I have seen a lot on genetics for color and fin type, but nothing on gender. Is there a way to predict gender the same as coloring and finnage? Just a question.


----------



## Myates (Aug 2, 2011)

Some people believe the temp of the water during spawning/hatching makes a difference.. others think the age of the female plays a role. But honestly, don't think there is any one thing a person can do to tip the scales one way or another, or to predict


----------



## Jennifer Vazquez (Jul 12, 2013)

hmmm, interesting. Thanks


----------



## MattsBettas (Dec 18, 2012)

There is a 50% chance an egg will turn out male and a 50% chance for female... Unlike fins and colour types the parents can't have "more female" or "more male" genes, it just is what it is and some spawns will have more females and some will have more males. There is no way to control it, but I think that's part of the fun!


----------



## indjo (Jun 6, 2010)

There are a few myths on this topic
1. First 3 spawn (female) produces more males
2. Higher temp = more males
3. The very young of the pair will produce more of that gender
4. One breeder said pH influenced outcome - sorry forgot which produced what

I rely on #1 and 2


----------



## DoctorWhoLuver (Feb 23, 2012)

I've read some theories that said that if the female is weaker or smaller than the male then there would be more females in the spawn and if the male is smaller or weaker than the female than there would be more males. 
http://bettysplendens.com/articles/page.imp?articleid=1248


----------



## Jennifer Vazquez (Jul 12, 2013)

Hmm, I think I'm going to try the higher temp as a experiment. As far as weaker or stronger, my female has stronger genes than the male and I will assume h is weaker because h was from a petstore, while the female is from Chard56. I couldn't go by age though because I have no idea how old the male is.


----------



## Myates (Aug 2, 2011)

I breed at 86-89F and I've had different results.. one of my more recent spawns has about 80% girls, whereas one 3 or 4 spawns prior had only 10% girls - same temps in breeding/fry tanks. The one with 80% females the parents were both virgins and 3 months of age. So there are myths, but you still will just never know!


----------



## Darth (Nov 19, 2012)

They also say that to much IAL will result in more females, and so far that is what I am seeing also...could be an enzyme or a hormone in the leaf makeup? Not sure.


----------



## Asira (Jun 23, 2013)

Darth said:


> They also say that to much IAL will result in more females, and so far that is what I am seeing also...could be an enzyme or a hormone in the leaf makeup? Not sure.

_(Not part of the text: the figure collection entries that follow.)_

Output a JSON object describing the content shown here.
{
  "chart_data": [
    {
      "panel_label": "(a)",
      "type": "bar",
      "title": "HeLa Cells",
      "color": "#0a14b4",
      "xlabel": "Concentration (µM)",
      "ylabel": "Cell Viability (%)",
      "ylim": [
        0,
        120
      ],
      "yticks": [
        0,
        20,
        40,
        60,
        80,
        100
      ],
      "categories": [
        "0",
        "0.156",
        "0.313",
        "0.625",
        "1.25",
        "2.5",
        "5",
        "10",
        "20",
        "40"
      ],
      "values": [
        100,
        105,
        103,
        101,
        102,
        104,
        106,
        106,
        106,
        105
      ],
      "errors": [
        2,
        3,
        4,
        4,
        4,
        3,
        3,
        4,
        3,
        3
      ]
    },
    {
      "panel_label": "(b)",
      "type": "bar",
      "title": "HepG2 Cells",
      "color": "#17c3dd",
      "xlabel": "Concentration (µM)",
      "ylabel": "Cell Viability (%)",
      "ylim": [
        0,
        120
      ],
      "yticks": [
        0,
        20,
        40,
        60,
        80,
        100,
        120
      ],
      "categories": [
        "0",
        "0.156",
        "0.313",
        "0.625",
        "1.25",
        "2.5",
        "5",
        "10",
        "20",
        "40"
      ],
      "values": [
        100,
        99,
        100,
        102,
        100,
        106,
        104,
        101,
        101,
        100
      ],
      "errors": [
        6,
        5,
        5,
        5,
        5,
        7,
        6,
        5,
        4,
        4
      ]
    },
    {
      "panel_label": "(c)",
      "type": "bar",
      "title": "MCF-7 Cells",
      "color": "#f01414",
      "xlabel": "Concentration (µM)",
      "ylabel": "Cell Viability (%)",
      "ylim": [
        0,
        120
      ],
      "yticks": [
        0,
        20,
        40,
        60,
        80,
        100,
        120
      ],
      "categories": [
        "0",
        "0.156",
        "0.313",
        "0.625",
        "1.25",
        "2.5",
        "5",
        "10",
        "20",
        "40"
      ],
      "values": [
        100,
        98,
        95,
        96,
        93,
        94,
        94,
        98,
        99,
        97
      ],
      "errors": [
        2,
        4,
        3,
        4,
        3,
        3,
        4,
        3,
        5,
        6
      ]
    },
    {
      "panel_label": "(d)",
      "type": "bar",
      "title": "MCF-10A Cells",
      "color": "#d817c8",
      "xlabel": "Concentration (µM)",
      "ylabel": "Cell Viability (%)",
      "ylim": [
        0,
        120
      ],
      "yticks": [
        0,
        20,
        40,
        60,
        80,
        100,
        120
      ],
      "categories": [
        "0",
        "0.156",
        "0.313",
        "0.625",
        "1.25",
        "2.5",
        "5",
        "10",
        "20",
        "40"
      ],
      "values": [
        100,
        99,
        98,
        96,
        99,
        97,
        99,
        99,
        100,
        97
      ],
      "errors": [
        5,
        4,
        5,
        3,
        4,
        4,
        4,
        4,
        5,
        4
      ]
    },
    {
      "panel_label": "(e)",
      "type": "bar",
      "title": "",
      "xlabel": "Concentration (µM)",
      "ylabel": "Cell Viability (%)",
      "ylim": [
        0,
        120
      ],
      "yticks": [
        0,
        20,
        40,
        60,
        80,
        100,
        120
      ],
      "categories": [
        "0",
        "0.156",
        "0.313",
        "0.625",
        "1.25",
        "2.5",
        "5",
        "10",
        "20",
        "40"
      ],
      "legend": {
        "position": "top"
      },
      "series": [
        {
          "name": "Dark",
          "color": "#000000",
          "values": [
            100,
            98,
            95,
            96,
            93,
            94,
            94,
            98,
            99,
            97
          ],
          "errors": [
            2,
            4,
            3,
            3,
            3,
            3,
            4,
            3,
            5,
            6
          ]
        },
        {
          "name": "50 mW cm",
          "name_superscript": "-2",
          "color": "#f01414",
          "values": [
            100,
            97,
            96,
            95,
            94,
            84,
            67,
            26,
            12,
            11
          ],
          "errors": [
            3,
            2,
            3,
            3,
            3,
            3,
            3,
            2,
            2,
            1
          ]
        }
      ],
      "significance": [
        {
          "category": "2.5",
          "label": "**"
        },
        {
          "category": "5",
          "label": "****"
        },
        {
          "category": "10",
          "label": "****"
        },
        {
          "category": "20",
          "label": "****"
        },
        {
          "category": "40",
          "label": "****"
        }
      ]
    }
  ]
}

That seemed to happen with me too.


----------



## Jennifer Vazquez (Jul 12, 2013)

If IAL could be a factor what else can be used to help spawning.


----------



## Dwarden3 (Apr 1, 2013)

From a genetic standpoint, most of the time there is a 50% chance of either gender. However, some genes are sex-linked, which means that they are tied to the same chromosome that determines gender. This happens with fruit flies, and I think with the fur colour on some strains of cats. I do not know if betta fish have any sex-linked phenotypes though.


----------